Ratu celeng itu makan singkong yang sudah dibongkar celeng-celeng yang tak terhitung jumlahnya – tiba-tiba datang dan tiba-tiba menghilang dalam gelap malam. Ratu celeng yang dilindungi celeng-celeng lain, menarik perhatian Lik Kapir.
Ia ingin melukai ratu celeng yang gempal itu. Diayunkan tombaknya ke arah moncong ratu celeng. Tetapi ketika gerakan tangannya masih terayun, tubuh Lik Kapir sudah diseruduk celeng betina gemuk pendek. Rupanya celeng betina gemuk pendek senantiasa menjaga keselamatan ratu celeng.
Kedua taring celeng betina gemuk pendek itu menggigit betis Lik Kapir. Lelaki tua kerempeng itu jatuh terlempar, terkapar. Tombak pusakanya terpental. Taring celeng betina gemuk pendek itu merobek daging betisnya. Ia menunggu celeng-celeng betina itu, juga sang ratu, menyoyak-ngoyak tubuhnya dengan taring-taring mereka.
Celeng-celeng itu, terutama ratu celeng, mendengus-dengus dalam gelap malam, ganas.
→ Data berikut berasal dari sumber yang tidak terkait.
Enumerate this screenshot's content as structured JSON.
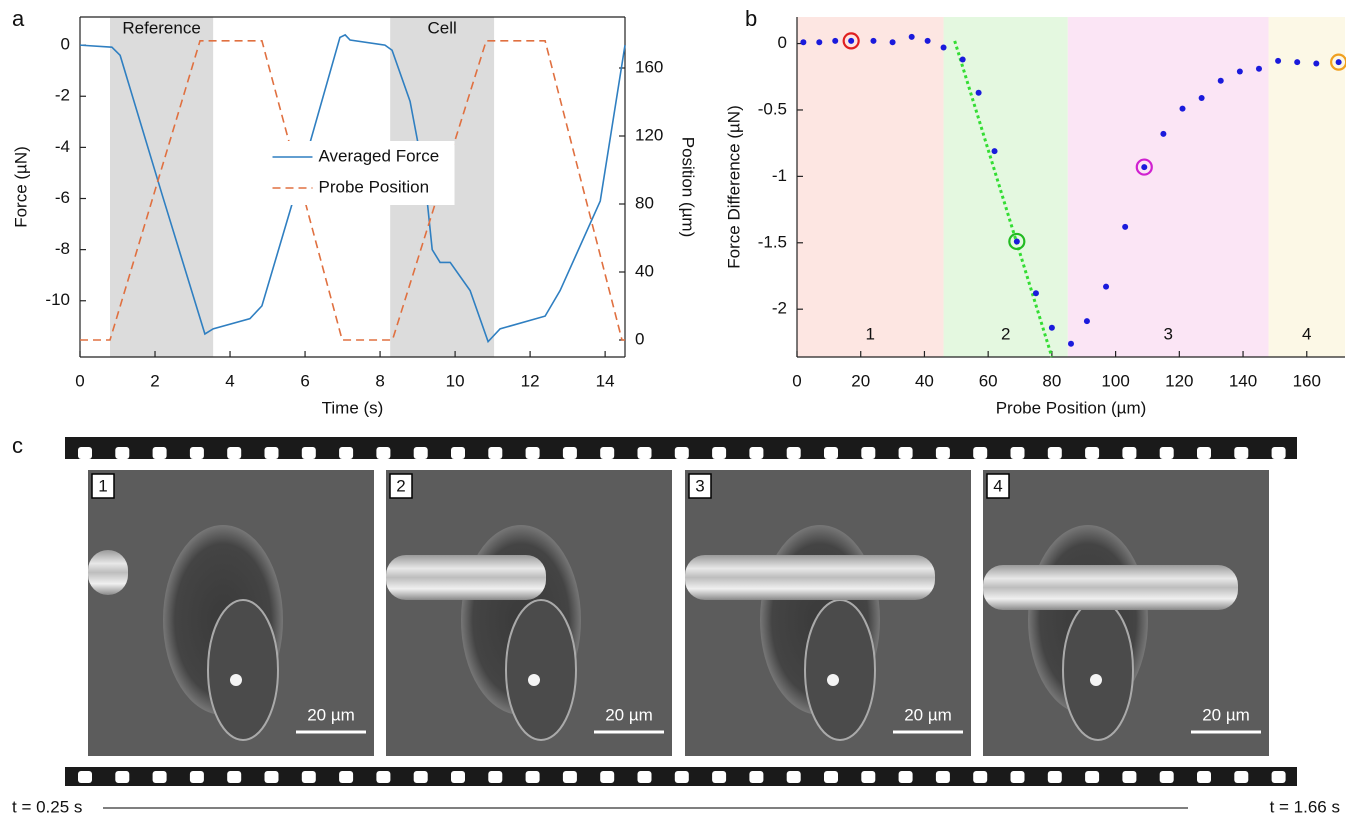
{
  "figure": {
    "panel_labels": [
      "a",
      "b",
      "c"
    ],
    "frames": [
      {
        "label": "1",
        "scale_bar": "20 µm"
      },
      {
        "label": "2",
        "scale_bar": "20 µm"
      },
      {
        "label": "3",
        "scale_bar": "20 µm"
      },
      {
        "label": "4",
        "scale_bar": "20 µm"
      }
    ],
    "time_start": "t = 0.25 s",
    "time_end": "t = 1.66 s"
  },
  "chart_data": [
    {
      "type": "line",
      "xlabel": "Time (s)",
      "ylabel": "Force (µN)",
      "y2label": "Position (µm)",
      "xlim": [
        0,
        14.53
      ],
      "xticks": [
        0,
        2,
        4,
        6,
        8,
        10,
        12,
        14
      ],
      "ylim": [
        -12.2,
        1.1
      ],
      "yticks": [
        -10,
        -8,
        -6,
        -4,
        -2,
        0
      ],
      "y2lim": [
        -10,
        190
      ],
      "y2ticks": [
        0,
        40,
        80,
        120,
        160
      ],
      "shaded_regions": [
        {
          "label": "Reference",
          "range": [
            0.8,
            3.55
          ],
          "color": "#dcdcdc"
        },
        {
          "label": "Cell",
          "range": [
            8.27,
            11.04
          ],
          "color": "#dcdcdc"
        }
      ],
      "legend": "center",
      "series": [
        {
          "name": "Averaged Force",
          "color": "#2f7fc1",
          "style": "solid",
          "x": [
            0,
            0.85,
            1.07,
            2.2,
            3.33,
            3.55,
            4.53,
            4.85,
            6.0,
            6.93,
            7.07,
            7.2,
            8.13,
            8.32,
            8.8,
            9.2,
            9.39,
            9.6,
            9.87,
            10.4,
            10.88,
            11.2,
            12.4,
            12.8,
            13.87,
            14.53
          ],
          "values": [
            0,
            -0.08,
            -0.4,
            -5.9,
            -11.3,
            -11.1,
            -10.7,
            -10.2,
            -4.5,
            0.3,
            0.4,
            0.2,
            0,
            -0.2,
            -2.2,
            -5.3,
            -8.0,
            -8.5,
            -8.5,
            -9.6,
            -11.6,
            -11.1,
            -10.6,
            -9.6,
            -6.1,
            0
          ]
        },
        {
          "name": "Probe Position",
          "color": "#e07040",
          "style": "dashed",
          "axis": "y2",
          "x": [
            0,
            0.8,
            3.2,
            4.85,
            6.99,
            8.33,
            10.83,
            12.4,
            14.45,
            14.53
          ],
          "values": [
            0,
            0,
            176,
            176,
            0,
            0,
            176,
            176,
            0,
            0
          ]
        }
      ]
    },
    {
      "type": "scatter",
      "xlabel": "Probe Position (µm)",
      "ylabel": "Force Difference (µN)",
      "xlim": [
        0,
        172
      ],
      "xticks": [
        0,
        20,
        40,
        60,
        80,
        100,
        120,
        140,
        160
      ],
      "ylim": [
        -2.36,
        0.2
      ],
      "yticks": [
        -2,
        -1.5,
        -1,
        -0.5,
        0
      ],
      "regions": [
        {
          "label": "1",
          "range": [
            0,
            46
          ],
          "color": "#fde6e2"
        },
        {
          "label": "2",
          "range": [
            46,
            85
          ],
          "color": "#e4f8e0"
        },
        {
          "label": "3",
          "range": [
            85,
            148
          ],
          "color": "#fbe5f5"
        },
        {
          "label": "4",
          "range": [
            148,
            172
          ],
          "color": "#fcf8e6"
        }
      ],
      "color": "#1a1adc",
      "x": [
        2,
        7,
        12,
        17,
        24,
        30,
        36,
        41,
        46,
        52,
        57,
        62,
        69,
        75,
        80,
        86,
        91,
        97,
        103,
        109,
        115,
        121,
        127,
        133,
        139,
        145,
        151,
        157,
        163,
        170
      ],
      "values": [
        0.01,
        0.01,
        0.02,
        0.02,
        0.02,
        0.01,
        0.05,
        0.02,
        -0.03,
        -0.12,
        -0.37,
        -0.81,
        -1.49,
        -1.88,
        -2.14,
        -2.26,
        -2.09,
        -1.83,
        -1.38,
        -0.93,
        -0.68,
        -0.49,
        -0.41,
        -0.28,
        -0.21,
        -0.19,
        -0.13,
        -0.14,
        -0.15,
        -0.14
      ],
      "ring_colors": [
        null,
        null,
        null,
        "#e02020",
        null,
        null,
        null,
        null,
        null,
        null,
        null,
        null,
        "#22bb22",
        null,
        null,
        null,
        null,
        null,
        null,
        "#d020d0",
        null,
        null,
        null,
        null,
        null,
        null,
        null,
        null,
        null,
        "#f0a020"
      ],
      "fit_line": {
        "x": [
          49.5,
          80
        ],
        "values": [
          0.02,
          -2.36
        ],
        "color": "#33dd33"
      }
    }
  ]
}
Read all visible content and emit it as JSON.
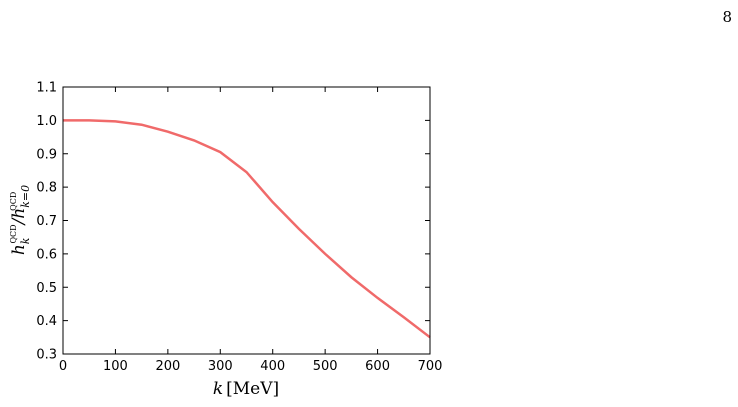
{
  "page_number": "8",
  "chart_data": {
    "type": "line",
    "x_label": [
      "k",
      "[MeV]"
    ],
    "y_label": [
      "h",
      "k",
      "QCD",
      "/h",
      "k=0",
      "QCD"
    ],
    "x": [
      0,
      50,
      100,
      150,
      200,
      250,
      300,
      350,
      400,
      450,
      500,
      550,
      600,
      650,
      700
    ],
    "series": [
      {
        "color": "#f06a6a",
        "values": [
          1.0,
          1.0,
          0.997,
          0.987,
          0.966,
          0.94,
          0.905,
          0.845,
          0.755,
          0.675,
          0.6,
          0.53,
          0.468,
          0.41,
          0.35
        ]
      }
    ],
    "xlim": [
      0,
      700
    ],
    "xticks": [
      0,
      100,
      200,
      300,
      400,
      500,
      600,
      700
    ],
    "ylim": [
      0.3,
      1.1
    ],
    "yticks": [
      {
        "value": 0.3,
        "label": "0.3"
      },
      {
        "value": 0.4,
        "label": "0.4"
      },
      {
        "value": 0.5,
        "label": "0.5"
      },
      {
        "value": 0.6,
        "label": "0.6"
      },
      {
        "value": 0.7,
        "label": "0.7"
      },
      {
        "value": 0.8,
        "label": "0.8"
      },
      {
        "value": 0.9,
        "label": "0.9"
      },
      {
        "value": 1.0,
        "label": "1.0"
      },
      {
        "value": 1.1,
        "label": "1.1"
      }
    ]
  }
}
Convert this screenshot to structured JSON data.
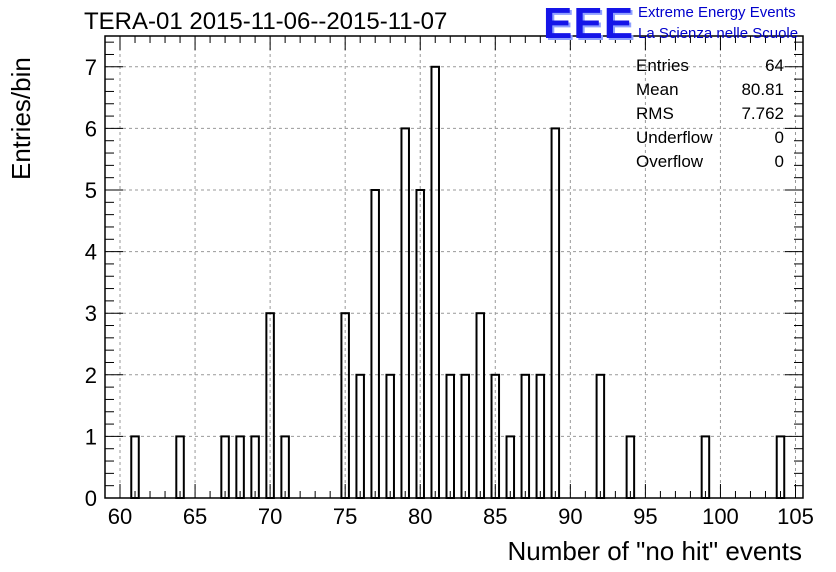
{
  "chart_data": {
    "type": "bar",
    "title": "TERA-01 2015-11-06--2015-11-07",
    "xlabel": "Number of \"no hit\" events",
    "ylabel": "Entries/bin",
    "xlim": [
      59,
      105.5
    ],
    "ylim": [
      0,
      7.5
    ],
    "bin_width": 0.5,
    "x_ticks": [
      60,
      65,
      70,
      75,
      80,
      85,
      90,
      95,
      100,
      105
    ],
    "y_ticks": [
      0,
      1,
      2,
      3,
      4,
      5,
      6,
      7
    ],
    "grid": true,
    "bins": [
      {
        "x": 61,
        "count": 1
      },
      {
        "x": 64,
        "count": 1
      },
      {
        "x": 67,
        "count": 1
      },
      {
        "x": 68,
        "count": 1
      },
      {
        "x": 69,
        "count": 1
      },
      {
        "x": 70,
        "count": 3
      },
      {
        "x": 71,
        "count": 1
      },
      {
        "x": 75,
        "count": 3
      },
      {
        "x": 76,
        "count": 2
      },
      {
        "x": 77,
        "count": 5
      },
      {
        "x": 78,
        "count": 2
      },
      {
        "x": 79,
        "count": 6
      },
      {
        "x": 80,
        "count": 5
      },
      {
        "x": 81,
        "count": 7
      },
      {
        "x": 82,
        "count": 2
      },
      {
        "x": 83,
        "count": 2
      },
      {
        "x": 84,
        "count": 3
      },
      {
        "x": 85,
        "count": 2
      },
      {
        "x": 86,
        "count": 1
      },
      {
        "x": 87,
        "count": 2
      },
      {
        "x": 88,
        "count": 2
      },
      {
        "x": 89,
        "count": 6
      },
      {
        "x": 92,
        "count": 2
      },
      {
        "x": 94,
        "count": 1
      },
      {
        "x": 99,
        "count": 1
      },
      {
        "x": 104,
        "count": 1
      }
    ],
    "stats": [
      {
        "label": "Entries",
        "value": "64"
      },
      {
        "label": "Mean",
        "value": "80.81"
      },
      {
        "label": "RMS",
        "value": "7.762"
      },
      {
        "label": "Underflow",
        "value": "0"
      },
      {
        "label": "Overflow",
        "value": "0"
      }
    ],
    "bar_color": "#000000",
    "grid_color": "#999999"
  },
  "logo": {
    "mark": "EEE",
    "line1": "Extreme Energy Events",
    "line2": "La Scienza nelle Scuole",
    "color": "#1515e8"
  }
}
Tak ada harapan lagi bagi Lik Kapir untuk menyelamatkan diri. Celeng betina gemuk pendek berlari lurus menyeruduk lagi lelaki tua kerempeng itu.
Lik Kapir menanti tubuhnya yang jatuh terduduk digigit taring celeng betina gemuk pendek. Mungkin dua taring celeng betina gemuk pendek itu akan menembus perutnya yang tipis. Ia memejamkan mata.
Celeng betina gemuk pendek itu mendadak menggelepar. Tombak dihunjamkan dari belakang tubuh Lik Kapir. Celeng betina gemuk pendek itu berpusar-pusar. Terluka pada moncongnya. Celeng betina gemuk pendek itu meloncat, meninggalkan Lik Kapir, kabur ke dalam gelap malam.
Celeng-celeng lain mengikuti kabur. Ratu celeng juga kabur dalam senyap. Celeng jantan yang paling besar melarikan diri belakangan. Lik Kapir membuka mata, dengan pandangan yang berkunang-kunang, tak lagi menatap seekor celeng pun di hadapannya. Dia melihat Ki Broto berdiri gagah di sisinya. Menggenggam tombak di tangan kanan.